Hello,
will there be a version without AES? I am not going to install mcrypt PHP-extension just for using this module.
Greetings, XerraX

Comments

preventingchaos’s picture

Sorry for taking so long to respond...I think I need to find someone else to take over these projects...I haven't had time to mess with them, and have lost my momentum and interest on them.

I suppose it would be good to make the AES module optional, for occasions where people don't consider it necessary.

The reason I was using the AES module was for temporarily storing the users email password in the database in an encrypted form that can be decrypted whenever the mail server needs to be accessed. Obviously it's not completely secure in that fashion, but it's a little better than not encrypting it at all, so a database compromise can reveal all the email account passwords. The emails are only stored while the user is logged in, though. When the user logs out, the email account password is cleared. One thing I don't think I setup was for when a person leaves the site without actually logging out, which will end up leaving the password (still in encrypted form) in the database until after they actually go through the logout process.

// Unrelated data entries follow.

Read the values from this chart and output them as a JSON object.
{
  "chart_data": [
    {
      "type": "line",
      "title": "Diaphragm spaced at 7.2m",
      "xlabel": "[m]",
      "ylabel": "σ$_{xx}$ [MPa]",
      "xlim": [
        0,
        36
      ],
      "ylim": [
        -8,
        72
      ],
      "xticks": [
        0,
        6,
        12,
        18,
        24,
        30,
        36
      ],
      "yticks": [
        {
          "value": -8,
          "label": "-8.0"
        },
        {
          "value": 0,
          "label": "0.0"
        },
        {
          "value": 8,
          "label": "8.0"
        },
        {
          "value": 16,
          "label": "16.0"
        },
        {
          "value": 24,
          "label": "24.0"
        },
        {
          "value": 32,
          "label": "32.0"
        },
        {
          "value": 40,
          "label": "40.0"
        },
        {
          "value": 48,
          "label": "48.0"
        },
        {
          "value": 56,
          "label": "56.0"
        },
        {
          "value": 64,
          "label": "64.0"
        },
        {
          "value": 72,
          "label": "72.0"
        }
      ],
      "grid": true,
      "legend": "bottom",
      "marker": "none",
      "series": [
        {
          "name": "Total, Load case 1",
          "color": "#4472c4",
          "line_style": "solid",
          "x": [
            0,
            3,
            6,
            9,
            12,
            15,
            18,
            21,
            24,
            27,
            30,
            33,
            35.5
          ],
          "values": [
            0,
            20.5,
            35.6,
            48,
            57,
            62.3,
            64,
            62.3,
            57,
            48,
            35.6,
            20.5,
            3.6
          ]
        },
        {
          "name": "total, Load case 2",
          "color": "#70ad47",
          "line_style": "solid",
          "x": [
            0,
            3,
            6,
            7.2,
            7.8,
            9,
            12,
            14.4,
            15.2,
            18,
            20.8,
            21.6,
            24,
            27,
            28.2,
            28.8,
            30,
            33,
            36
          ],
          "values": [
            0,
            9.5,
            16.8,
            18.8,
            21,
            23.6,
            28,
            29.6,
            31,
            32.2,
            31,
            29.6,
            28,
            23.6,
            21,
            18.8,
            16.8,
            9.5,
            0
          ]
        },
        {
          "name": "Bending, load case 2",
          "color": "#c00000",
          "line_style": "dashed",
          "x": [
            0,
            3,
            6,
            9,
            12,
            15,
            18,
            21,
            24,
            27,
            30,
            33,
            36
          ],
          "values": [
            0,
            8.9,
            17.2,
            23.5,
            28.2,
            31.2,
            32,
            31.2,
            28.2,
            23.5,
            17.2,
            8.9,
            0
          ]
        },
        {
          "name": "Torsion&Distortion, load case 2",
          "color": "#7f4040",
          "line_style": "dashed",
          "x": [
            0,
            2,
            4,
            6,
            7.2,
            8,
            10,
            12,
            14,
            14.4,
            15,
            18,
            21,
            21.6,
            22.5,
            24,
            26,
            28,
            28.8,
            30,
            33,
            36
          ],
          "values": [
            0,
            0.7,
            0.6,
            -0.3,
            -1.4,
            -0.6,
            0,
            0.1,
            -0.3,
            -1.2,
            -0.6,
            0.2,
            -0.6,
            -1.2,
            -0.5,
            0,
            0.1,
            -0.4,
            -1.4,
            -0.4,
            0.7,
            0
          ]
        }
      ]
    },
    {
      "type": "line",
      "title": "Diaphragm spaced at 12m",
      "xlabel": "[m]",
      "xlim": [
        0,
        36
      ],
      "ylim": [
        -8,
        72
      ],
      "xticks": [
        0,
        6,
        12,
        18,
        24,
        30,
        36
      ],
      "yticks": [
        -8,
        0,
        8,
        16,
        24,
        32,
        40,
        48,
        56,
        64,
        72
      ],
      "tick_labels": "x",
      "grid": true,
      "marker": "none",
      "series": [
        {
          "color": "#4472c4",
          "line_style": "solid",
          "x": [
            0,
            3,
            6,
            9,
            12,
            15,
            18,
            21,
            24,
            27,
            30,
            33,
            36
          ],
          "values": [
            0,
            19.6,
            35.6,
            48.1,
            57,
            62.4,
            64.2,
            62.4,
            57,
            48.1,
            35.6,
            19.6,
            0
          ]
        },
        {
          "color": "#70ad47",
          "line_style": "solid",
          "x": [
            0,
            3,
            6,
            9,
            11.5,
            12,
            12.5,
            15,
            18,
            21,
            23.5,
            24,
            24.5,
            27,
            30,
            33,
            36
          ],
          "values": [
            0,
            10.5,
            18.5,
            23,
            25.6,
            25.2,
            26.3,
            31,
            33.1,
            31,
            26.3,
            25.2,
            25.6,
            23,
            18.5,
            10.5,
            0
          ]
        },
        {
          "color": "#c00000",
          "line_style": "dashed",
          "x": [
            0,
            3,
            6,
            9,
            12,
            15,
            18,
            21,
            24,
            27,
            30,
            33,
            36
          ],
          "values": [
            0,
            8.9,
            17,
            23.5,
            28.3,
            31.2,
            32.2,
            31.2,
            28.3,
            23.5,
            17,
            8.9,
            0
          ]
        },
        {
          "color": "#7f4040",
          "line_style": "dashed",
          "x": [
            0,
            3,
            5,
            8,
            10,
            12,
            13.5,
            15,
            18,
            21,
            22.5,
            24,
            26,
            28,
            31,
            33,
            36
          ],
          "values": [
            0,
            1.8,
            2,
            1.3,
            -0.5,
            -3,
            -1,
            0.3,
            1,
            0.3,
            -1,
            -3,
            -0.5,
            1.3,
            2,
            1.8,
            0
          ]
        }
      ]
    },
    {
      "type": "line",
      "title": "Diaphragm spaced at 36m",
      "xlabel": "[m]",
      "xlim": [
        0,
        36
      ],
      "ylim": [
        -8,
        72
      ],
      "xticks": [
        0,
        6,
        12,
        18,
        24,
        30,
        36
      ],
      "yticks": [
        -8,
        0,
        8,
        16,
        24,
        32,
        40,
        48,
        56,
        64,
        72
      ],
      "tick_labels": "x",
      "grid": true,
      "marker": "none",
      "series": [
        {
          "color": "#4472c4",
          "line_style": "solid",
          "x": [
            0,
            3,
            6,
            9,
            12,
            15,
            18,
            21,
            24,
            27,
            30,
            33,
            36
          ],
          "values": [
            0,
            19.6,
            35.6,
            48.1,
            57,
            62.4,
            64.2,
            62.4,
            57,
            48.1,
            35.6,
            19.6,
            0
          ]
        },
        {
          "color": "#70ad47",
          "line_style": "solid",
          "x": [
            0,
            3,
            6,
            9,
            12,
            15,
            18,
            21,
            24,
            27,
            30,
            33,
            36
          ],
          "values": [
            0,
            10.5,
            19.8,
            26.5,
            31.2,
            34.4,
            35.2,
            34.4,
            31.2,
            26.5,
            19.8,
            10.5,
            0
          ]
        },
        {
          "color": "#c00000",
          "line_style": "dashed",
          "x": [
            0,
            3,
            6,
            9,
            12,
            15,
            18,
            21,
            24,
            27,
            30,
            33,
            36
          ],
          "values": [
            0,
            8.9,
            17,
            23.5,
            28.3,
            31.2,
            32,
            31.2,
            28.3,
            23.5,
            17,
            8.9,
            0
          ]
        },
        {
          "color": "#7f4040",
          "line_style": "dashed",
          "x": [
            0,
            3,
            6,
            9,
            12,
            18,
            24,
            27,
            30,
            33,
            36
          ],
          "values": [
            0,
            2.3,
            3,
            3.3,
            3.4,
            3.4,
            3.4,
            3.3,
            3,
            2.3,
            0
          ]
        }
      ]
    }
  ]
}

If I get back into the code, I will change it so if the AES module is installed, you can enable/disable the encryption capabilities.

preventingchaos’s picture

Version: 5.x-2.0-beta1 »
Assigned: Unassigned » preventingchaos
Status: Active » Fixed

I am working on Mail API from scratch for Drupal 6, and it does not require the AES module. I will consider backporting the module to Drupal 5 once the rewrite is finished, if there's demand for it...I don't know how long it will be before it gets to that point, but there's been healthy progress since I've started the rewrite last week, so hopefully it doesn't take long.

Anonymous’s picture

Status: Fixed » Closed (fixed)

Automatically closed -- issue fixed for two weeks with no activity.